June 23, 2009
Partner David Hartquist was quoted in an American Metal Market article titled, “US Said Diluting Specialty Metals Rules.” The article discusses his testimony given to the Congressional Steel Caucus, speaking as counsel to the Specialty Steel Industry of North America (SSINA).
Domestic specialty steel industry sources charge that the U.S. Defense Department is undermining the Specialty Metals Amendment by changing the definition of U.S. production. Mr. Hartquist’s testimony questioned the Defense Department decision and also charged that the Treasury's Office of Foreign Asset Control might not be doing enough to enforce the sanctions on material from Cuba--especially on imports of Chinese stainless steel that contain Cuban nickel into the U.S. market.
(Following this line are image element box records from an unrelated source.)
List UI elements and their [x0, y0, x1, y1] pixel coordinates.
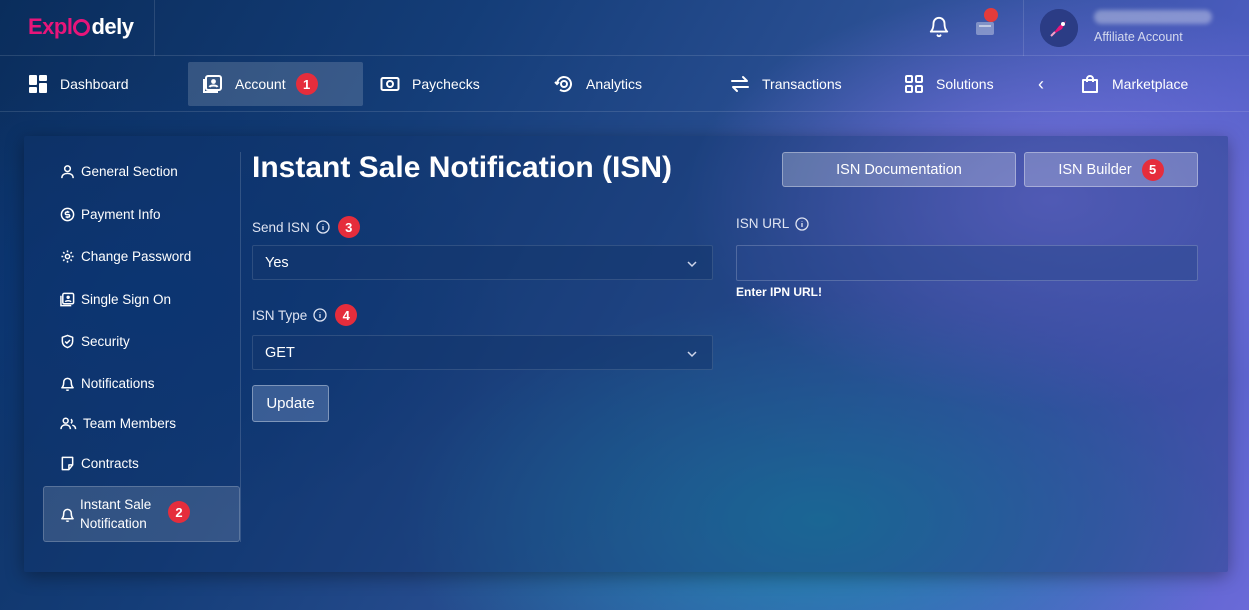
callout-badge-3: 3	[337, 216, 360, 238]
nav-transactions[interactable]: Transactions	[730, 62, 842, 106]
sidebar-item-label: Instant Sale Notification	[80, 497, 152, 531]
isn-type-value: GET	[265, 344, 295, 361]
isn-documentation-button[interactable]: ISN Documentation	[782, 152, 1016, 187]
sidebar-item-label: General Section	[81, 164, 178, 179]
paycheck-icon	[380, 77, 400, 91]
isn-url-label: ISN URL	[736, 216, 790, 231]
nav-marketplace[interactable]: Marketplace	[1080, 62, 1188, 106]
contract-icon	[61, 456, 74, 471]
nav-paychecks-label: Paychecks	[412, 76, 480, 92]
top-bar: Expl dely Affiliate Account	[0, 0, 1249, 56]
dollar-circle-icon	[60, 207, 75, 222]
sidebar-item-team-members[interactable]: Team Members	[60, 416, 176, 431]
sidebar-divider	[240, 152, 241, 542]
nav-dashboard[interactable]: Dashboard	[28, 62, 129, 106]
cart-count-badge	[984, 8, 998, 22]
explodely-logo[interactable]: Expl dely	[28, 14, 134, 40]
bell-icon	[61, 377, 74, 391]
info-icon[interactable]	[795, 216, 809, 231]
nav-scroll-left[interactable]: ‹	[1038, 62, 1044, 106]
nav-solutions[interactable]: Solutions	[904, 62, 994, 106]
chevron-down-icon	[687, 261, 697, 268]
sidebar-item-general-section[interactable]: General Section	[60, 164, 178, 179]
chevron-left-icon: ‹	[1038, 73, 1044, 94]
nav-account-label: Account	[235, 76, 286, 92]
callout-badge-4: 4	[335, 304, 358, 326]
isn-url-label-row: ISN URL	[736, 216, 809, 231]
bell-icon	[60, 507, 75, 522]
team-icon	[60, 417, 77, 430]
callout-badge-1: 1	[295, 73, 318, 95]
send-isn-label-row: Send ISN 3	[252, 216, 360, 238]
notification-bell-icon[interactable]	[928, 16, 950, 38]
user-icon	[61, 165, 74, 179]
chevron-down-icon	[687, 351, 697, 358]
transfer-arrows-icon	[731, 76, 749, 92]
sidebar-item-label: Contracts	[81, 456, 139, 471]
nav-analytics[interactable]: Analytics	[554, 62, 642, 106]
isn-type-label-row: ISN Type 4	[252, 304, 358, 326]
user-role: Affiliate Account	[1094, 30, 1183, 44]
nav-account[interactable]: Account 1	[188, 62, 363, 106]
logo-text-left: Expl	[28, 14, 73, 39]
info-icon[interactable]	[313, 308, 327, 322]
sidebar-item-contracts[interactable]: Contracts	[60, 456, 139, 471]
send-isn-value: Yes	[265, 254, 289, 271]
logo-text-right: dely	[91, 14, 134, 39]
id-card-icon	[60, 292, 75, 307]
nav-paychecks[interactable]: Paychecks	[380, 62, 480, 106]
sidebar-item-label: Change Password	[81, 249, 192, 264]
solutions-grid-icon	[905, 75, 923, 93]
analytics-icon	[554, 76, 572, 93]
dashboard-grid-icon	[29, 75, 47, 93]
nav-analytics-label: Analytics	[586, 76, 643, 92]
page-title: Instant Sale Notification (ISN)	[252, 151, 673, 184]
isn-url-helper-text: Enter IPN URL!	[736, 285, 823, 299]
sidebar-item-label: Team Members	[83, 416, 177, 431]
shield-icon	[61, 334, 74, 349]
nav-dashboard-label: Dashboard	[60, 76, 129, 92]
callout-badge-5: 5	[1141, 158, 1164, 181]
sidebar-item-change-password[interactable]: Change Password	[60, 249, 191, 264]
send-isn-label: Send ISN	[252, 219, 310, 235]
sidebar-item-notifications[interactable]: Notifications	[60, 376, 155, 391]
sidebar-item-single-sign-on[interactable]: Single Sign On	[60, 292, 171, 307]
isn-builder-label: ISN Builder	[1058, 161, 1132, 178]
sidebar-item-label: Security	[81, 334, 130, 349]
main-nav: Dashboard Account 1 Paychecks Analytics …	[0, 56, 1249, 112]
update-button[interactable]: Update	[252, 385, 329, 422]
sidebar-item-security[interactable]: Security	[60, 334, 130, 349]
nav-solutions-label: Solutions	[936, 76, 994, 92]
info-icon[interactable]	[316, 220, 330, 234]
isn-type-label: ISN Type	[252, 307, 308, 323]
sidebar-item-label: Payment Info	[81, 207, 161, 222]
send-isn-select[interactable]: Yes	[252, 245, 713, 280]
account-card-icon	[203, 75, 222, 93]
isn-builder-button[interactable]: ISN Builder 5	[1024, 152, 1198, 187]
avatar[interactable]	[1040, 9, 1078, 47]
sidebar-item-payment-info[interactable]: Payment Info	[60, 207, 161, 222]
nav-marketplace-label: Marketplace	[1112, 76, 1189, 92]
gear-icon	[61, 250, 74, 263]
sidebar-item-label: Single Sign On	[81, 292, 172, 307]
callout-badge-2: 2	[168, 501, 190, 523]
logo-cell: Expl dely	[0, 0, 155, 56]
isn-url-input[interactable]	[736, 245, 1198, 281]
shopping-bag-icon	[1082, 75, 1098, 93]
isn-type-select[interactable]: GET	[252, 335, 713, 370]
sidebar-item-label: Notifications	[81, 376, 155, 391]
user-name-blurred	[1094, 10, 1212, 24]
nav-transactions-label: Transactions	[762, 76, 842, 92]
logo-o-mark	[73, 19, 91, 36]
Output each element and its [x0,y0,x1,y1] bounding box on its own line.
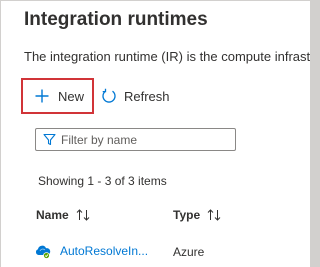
sort-arrows-icon [76,209,90,221]
new-button[interactable]: New [21,78,94,114]
filter-box[interactable] [35,128,236,151]
funnel-icon [43,133,56,146]
page-title: Integration runtimes [24,9,208,30]
cloud-runtime-icon [34,242,52,260]
runtime-name-link[interactable]: AutoResolveIn... [60,244,148,258]
refresh-button[interactable]: Refresh [101,87,170,105]
new-button-label: New [58,88,85,104]
integration-runtimes-panel: Integration runtimes The integration run… [1,1,310,267]
column-header-name[interactable]: Name [36,208,90,222]
sort-arrows-icon [207,209,221,221]
table-row: AutoResolveIn... [34,242,148,260]
plus-icon [34,88,50,104]
page-description: The integration runtime (IR) is the comp… [24,49,310,64]
column-header-name-label: Name [36,208,69,222]
runtime-type-cell: Azure [173,245,205,259]
item-count-status: Showing 1 - 3 of 3 items [38,174,167,188]
refresh-button-label: Refresh [124,88,170,104]
filter-input[interactable] [61,132,221,147]
column-header-type[interactable]: Type [173,208,221,222]
refresh-icon [101,88,117,104]
column-header-type-label: Type [173,208,201,222]
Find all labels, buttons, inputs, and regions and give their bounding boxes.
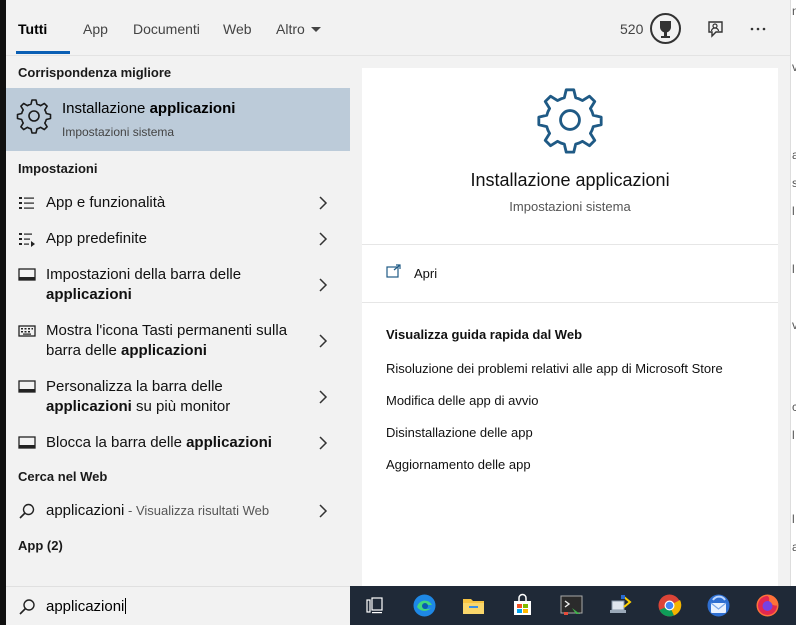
search-input-value: applicazioni <box>46 598 125 615</box>
gear-icon <box>16 98 52 134</box>
detail-title: Installazione applicazioni <box>470 170 670 190</box>
apps-count-header[interactable]: App (2) <box>18 538 63 553</box>
web-help-header: Visualizza guida rapida dal Web <box>386 327 583 342</box>
label-bold: applicazioni <box>186 434 272 451</box>
task-view-icon[interactable] <box>362 592 389 619</box>
label-text: App predefinite <box>46 230 147 247</box>
text-cursor <box>125 598 127 614</box>
tab-more-label: Altro <box>276 21 305 37</box>
best-match-result[interactable]: Installazione applicazioni Impostazioni … <box>6 88 350 151</box>
chevron-right-icon <box>318 196 328 210</box>
default-apps-icon <box>18 231 36 247</box>
divider <box>362 244 778 245</box>
chevron-right-icon <box>318 390 328 404</box>
settings-result-label: Blocca la barra delle applicazioni <box>46 433 306 453</box>
web-search-suffix: - Visualizza risultati Web <box>124 503 270 518</box>
web-help-link[interactable]: Risoluzione dei problemi relativi alle a… <box>386 361 723 376</box>
search-icon <box>18 598 36 616</box>
tab-all[interactable]: Tutti <box>18 21 47 37</box>
background-window: n v a s l l v c l l a <box>790 0 796 625</box>
settings-result-taskbar-settings[interactable]: Impostazioni della barra delle applicazi… <box>6 264 350 306</box>
label-text: App e funzionalità <box>46 194 166 211</box>
thunderbird-icon[interactable] <box>705 592 732 619</box>
web-search-query: applicazioni <box>46 502 125 519</box>
result-detail-pane: Installazione applicazioni Impostazioni … <box>362 68 778 586</box>
settings-result-default-apps[interactable]: App predefinite <box>6 228 350 250</box>
chevron-right-icon <box>318 232 328 246</box>
best-match-title: Installazione applicazioni <box>62 100 235 117</box>
label-bold: applicazioni <box>46 286 132 303</box>
label-text: Blocca la barra delle <box>46 434 187 451</box>
tab-more[interactable]: Altro <box>276 21 321 37</box>
settings-result-sticky-keys[interactable]: Mostra l'icona Tasti permanenti sulla ba… <box>6 320 350 362</box>
search-box[interactable]: applicazioni <box>6 586 350 625</box>
best-match-header: Corrispondenza migliore <box>18 65 172 80</box>
chevron-right-icon <box>318 504 328 518</box>
apps-list-icon <box>18 195 36 211</box>
settings-result-label: Personalizza la barra delle applicazioni… <box>46 377 306 417</box>
chrome-icon[interactable] <box>656 592 683 619</box>
rewards-trophy-icon[interactable] <box>650 13 681 44</box>
edge-icon[interactable] <box>411 592 438 619</box>
tab-documents[interactable]: Documenti <box>133 21 200 37</box>
settings-result-apps-features[interactable]: App e funzionalità <box>6 192 350 214</box>
chevron-right-icon <box>318 436 328 450</box>
taskbar-icon <box>18 267 36 283</box>
web-help-link[interactable]: Disinstallazione delle app <box>386 425 533 440</box>
settings-result-label: Impostazioni della barra delle applicazi… <box>46 265 306 305</box>
feedback-icon[interactable] <box>704 18 726 40</box>
gear-icon <box>536 86 604 154</box>
network-app-icon[interactable] <box>607 592 634 619</box>
web-search-label: applicazioni - Visualizza risultati Web <box>46 501 306 521</box>
best-match-title-plain: Installazione <box>62 100 150 117</box>
tab-web[interactable]: Web <box>223 21 252 37</box>
web-help-link[interactable]: Modifica delle app di avvio <box>386 393 538 408</box>
tab-apps[interactable]: App <box>83 21 108 37</box>
settings-result-multi-monitor-taskbar[interactable]: Personalizza la barra delle applicazioni… <box>6 376 350 418</box>
search-panel: Tutti App Documenti Web Altro 520 Corris… <box>6 0 790 625</box>
settings-result-label: App predefinite <box>46 229 306 249</box>
terminal-app-icon[interactable] <box>558 592 585 619</box>
label-text: Personalizza la barra delle <box>46 378 223 395</box>
label-text-end: su più monitor <box>131 398 231 415</box>
web-search-result[interactable]: applicazioni - Visualizza risultati Web <box>6 500 350 522</box>
more-options-icon[interactable] <box>747 18 769 40</box>
label-bold: applicazioni <box>121 342 207 359</box>
settings-result-label: Mostra l'icona Tasti permanenti sulla ba… <box>46 321 306 361</box>
settings-header: Impostazioni <box>18 161 98 176</box>
firefox-icon[interactable] <box>754 592 781 619</box>
best-match-title-bold: applicazioni <box>149 100 236 117</box>
best-match-subtitle: Impostazioni sistema <box>62 125 175 139</box>
web-search-header: Cerca nel Web <box>18 469 108 484</box>
detail-subtitle: Impostazioni sistema <box>509 199 631 214</box>
keyboard-icon <box>18 323 36 339</box>
chevron-right-icon <box>318 278 328 292</box>
search-input[interactable]: applicazioni <box>46 598 127 615</box>
chevron-right-icon <box>318 334 328 348</box>
taskbar-icon <box>18 435 36 451</box>
settings-result-lock-taskbar[interactable]: Blocca la barra delle applicazioni <box>6 432 350 454</box>
divider <box>362 302 778 303</box>
store-icon[interactable] <box>509 592 536 619</box>
open-external-icon <box>386 264 402 278</box>
settings-result-label: App e funzionalità <box>46 193 306 213</box>
search-icon <box>18 503 36 519</box>
web-help-link[interactable]: Aggiornamento delle app <box>386 457 531 472</box>
chevron-down-icon <box>310 27 321 32</box>
taskbar-icon <box>18 379 36 395</box>
search-tabs-bar: Tutti App Documenti Web Altro 520 <box>6 0 790 56</box>
rewards-points: 520 <box>620 21 644 37</box>
label-bold: applicazioni <box>46 398 132 415</box>
open-label: Apri <box>414 266 438 281</box>
active-tab-indicator <box>16 51 70 54</box>
taskbar <box>350 586 796 625</box>
results-list: Corrispondenza migliore Installazione ap… <box>6 56 350 586</box>
label-text: Impostazioni della barra delle <box>46 266 242 283</box>
file-explorer-icon[interactable] <box>460 592 487 619</box>
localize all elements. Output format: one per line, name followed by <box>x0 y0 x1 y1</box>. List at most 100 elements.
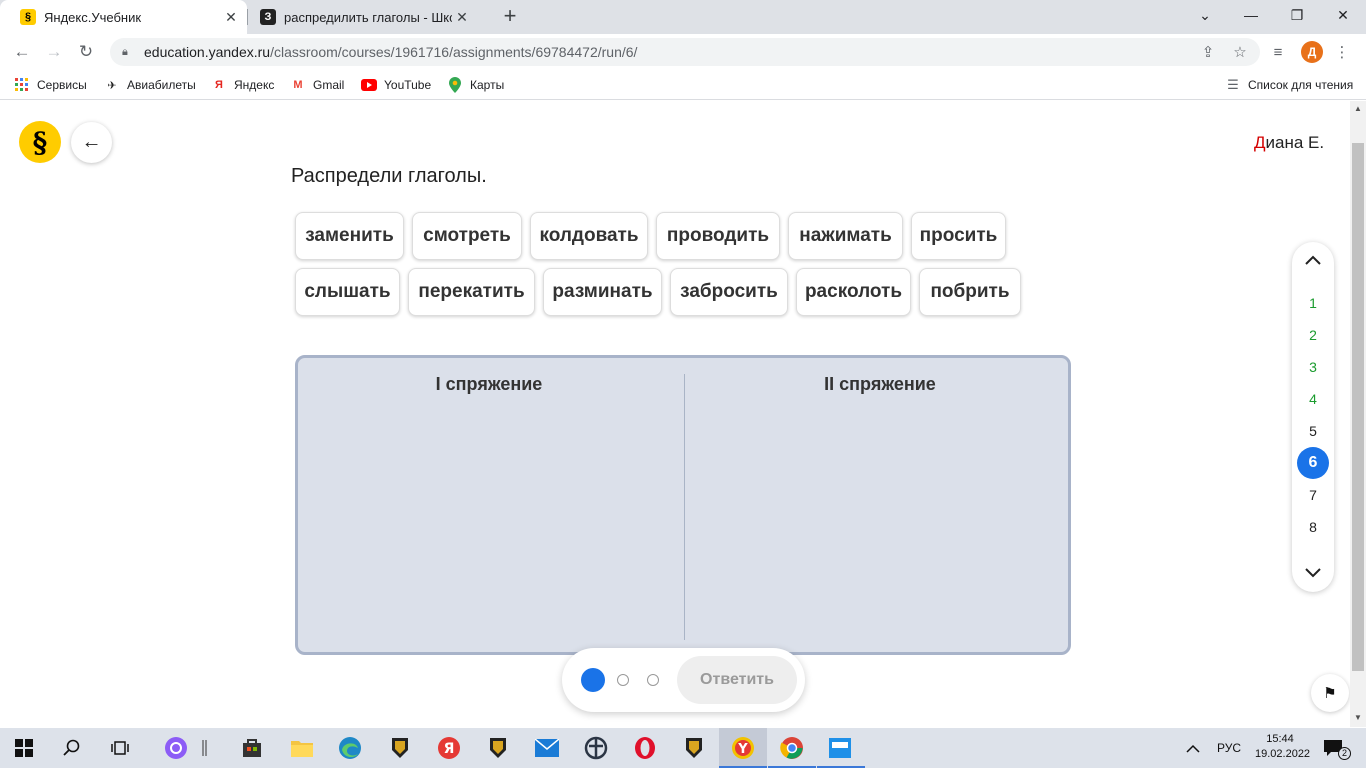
task-view-icon[interactable] <box>106 734 134 762</box>
opera-icon[interactable] <box>631 734 659 762</box>
world-of-tanks-icon[interactable] <box>680 734 708 762</box>
screen: § Яндекс.Учебник ✕ З распредилить глагол… <box>0 0 1366 768</box>
bookmark-youtube[interactable]: YouTube <box>361 76 431 94</box>
progress-dot <box>617 674 629 686</box>
question-number[interactable]: 7 <box>1297 479 1329 511</box>
word-chip[interactable]: забросить <box>670 268 788 316</box>
yandex-icon: Я <box>215 79 223 91</box>
progress-dot <box>647 674 659 686</box>
bookmark-karty[interactable]: Карты <box>447 76 504 94</box>
address-bar[interactable]: 🔒︎ education.yandex.ru/classroom/courses… <box>110 38 1260 66</box>
tab-favicon-icon: З <box>260 9 276 25</box>
word-chip[interactable]: смотреть <box>412 212 522 260</box>
question-number[interactable]: 2 <box>1297 319 1329 351</box>
task-title: Распредели глаголы. <box>291 165 487 187</box>
word-chip[interactable]: разминать <box>543 268 662 316</box>
roblox-studio-icon[interactable] <box>826 734 854 762</box>
user-name[interactable]: Диана Е. <box>1254 133 1324 153</box>
svg-text:Y: Y <box>737 742 748 757</box>
forward-icon[interactable]: → <box>42 40 66 64</box>
chevron-up-icon[interactable] <box>1292 245 1334 275</box>
reading-mode-icon[interactable]: ≡ <box>1266 40 1290 64</box>
url-host: education.yandex.ru <box>144 44 271 60</box>
reading-list-button[interactable]: ☰ Список для чтения <box>1225 76 1353 94</box>
url-path: /classroom/courses/1961716/assignments/6… <box>270 44 638 60</box>
menu-kebab-icon[interactable]: ⋮ <box>1330 40 1354 64</box>
taskbar-divider-icon <box>200 734 210 762</box>
yandex-browser-red-icon[interactable]: Я <box>435 734 463 762</box>
close-tab-icon[interactable]: ✕ <box>452 9 472 26</box>
arrow-left-icon: ← <box>81 131 102 153</box>
back-arrow-button[interactable]: ← <box>71 122 112 163</box>
scrollbar-thumb[interactable] <box>1352 143 1364 671</box>
bookmark-yandex[interactable]: Я Яндекс <box>211 76 274 94</box>
system-clock[interactable]: 15:44 19.02.2022 <box>1255 732 1310 762</box>
reload-icon[interactable]: ↻ <box>74 40 98 64</box>
tab-yandex-uchebnik[interactable]: § Яндекс.Учебник ✕ <box>0 0 247 34</box>
drop-zone-conjugation-1[interactable] <box>298 358 684 652</box>
airplane-icon: ✈ <box>107 79 117 92</box>
file-explorer-icon[interactable] <box>288 734 316 762</box>
notifications-button[interactable]: 2 <box>1323 728 1356 768</box>
world-of-warships-icon[interactable] <box>582 734 610 762</box>
report-flag-button[interactable]: ⚑ <box>1311 674 1349 712</box>
word-chip[interactable]: перекатить <box>408 268 535 316</box>
search-icon[interactable] <box>58 734 86 762</box>
world-of-tanks-icon[interactable] <box>484 734 512 762</box>
question-navigator: 1 2 3 4 5 6 7 8 <box>1292 242 1334 592</box>
bookmark-star-icon[interactable]: ☆ <box>1228 40 1252 64</box>
answer-button[interactable]: Ответить <box>677 656 797 704</box>
close-tab-icon[interactable]: ✕ <box>221 9 241 26</box>
question-number[interactable]: 3 <box>1297 351 1329 383</box>
word-chip[interactable]: расколоть <box>796 268 911 316</box>
mail-icon[interactable] <box>533 734 561 762</box>
chevron-down-icon[interactable] <box>1292 558 1334 588</box>
tab-znanija[interactable]: З распредилить глаголы - Школьн ✕ <box>248 0 478 34</box>
progress-dot-current <box>581 668 605 692</box>
word-chip[interactable]: колдовать <box>530 212 648 260</box>
share-icon[interactable]: ⇪ <box>1196 40 1220 64</box>
word-chip[interactable]: заменить <box>295 212 404 260</box>
question-number-current[interactable]: 6 <box>1297 447 1329 479</box>
bookmark-label: Gmail <box>313 78 345 92</box>
tray-chevron-up-icon[interactable] <box>1186 728 1200 768</box>
drop-zone-conjugation-2[interactable] <box>685 358 1068 652</box>
question-number[interactable]: 5 <box>1297 415 1329 447</box>
profile-avatar[interactable]: Д <box>1301 41 1323 63</box>
word-chip[interactable]: нажимать <box>788 212 903 260</box>
lock-icon: 🔒︎ <box>122 46 128 58</box>
bookmark-aviabilety[interactable]: ✈ Авиабилеты <box>104 76 195 94</box>
edge-browser-icon[interactable] <box>336 734 364 762</box>
chrome-icon[interactable] <box>778 734 806 762</box>
question-number[interactable]: 1 <box>1297 287 1329 319</box>
scroll-down-arrow-icon[interactable]: ▼ <box>1354 713 1362 722</box>
keyboard-language[interactable]: РУС <box>1217 728 1241 768</box>
answer-panel: Ответить <box>562 648 805 712</box>
yandex-uchebnik-logo[interactable]: § <box>19 121 61 163</box>
yandex-browser-icon[interactable]: Y <box>729 734 757 762</box>
question-number[interactable]: 8 <box>1297 511 1329 543</box>
tab-search-chevron-icon[interactable]: ⌄ <box>1182 0 1228 30</box>
store-bag-icon[interactable] <box>238 734 266 762</box>
world-of-tanks-icon[interactable] <box>386 734 414 762</box>
scroll-up-arrow-icon[interactable]: ▲ <box>1354 104 1362 113</box>
tab-title: Яндекс.Учебник <box>44 9 142 25</box>
question-number[interactable]: 4 <box>1297 383 1329 415</box>
close-window-icon[interactable]: ✕ <box>1320 0 1366 30</box>
new-tab-icon[interactable]: + <box>498 5 522 29</box>
back-icon[interactable]: ← <box>10 40 34 64</box>
word-chip[interactable]: побрить <box>919 268 1021 316</box>
minimize-icon[interactable]: — <box>1228 0 1274 30</box>
browser-tab-strip: § Яндекс.Учебник ✕ З распредилить глагол… <box>0 0 1366 34</box>
reading-list-icon: ☰ <box>1227 77 1239 92</box>
bookmark-services[interactable]: Сервисы <box>14 76 87 94</box>
page-scrollbar[interactable]: ▲ ▼ <box>1350 101 1366 727</box>
word-chip[interactable]: слышать <box>295 268 400 316</box>
restore-icon[interactable]: ❐ <box>1274 0 1320 30</box>
alice-assistant-icon[interactable] <box>162 734 190 762</box>
windows-start-icon[interactable] <box>10 734 38 762</box>
tab-favicon-icon: § <box>20 9 36 25</box>
word-chip[interactable]: проводить <box>656 212 780 260</box>
bookmark-gmail[interactable]: M Gmail <box>290 76 344 94</box>
word-chip[interactable]: просить <box>911 212 1006 260</box>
Mr. Hartquist noted that the Berry amendment enacted in 1973 has been a major factor in maintaining the overwhelming U.S. technological lead in the production of specialty metals by guaranteeing that U.S. weapons systems will be built with domestically melted material. It has "provided the incentive that our companies need to make the substantial investments necessary or preserve that technological lead," he told the caucus." At the same time, the Berry amendment has been modified over the years to address concerns of defense contractors who have had difficulty complying--"or simply refused to comply" with the law, Hartquist said.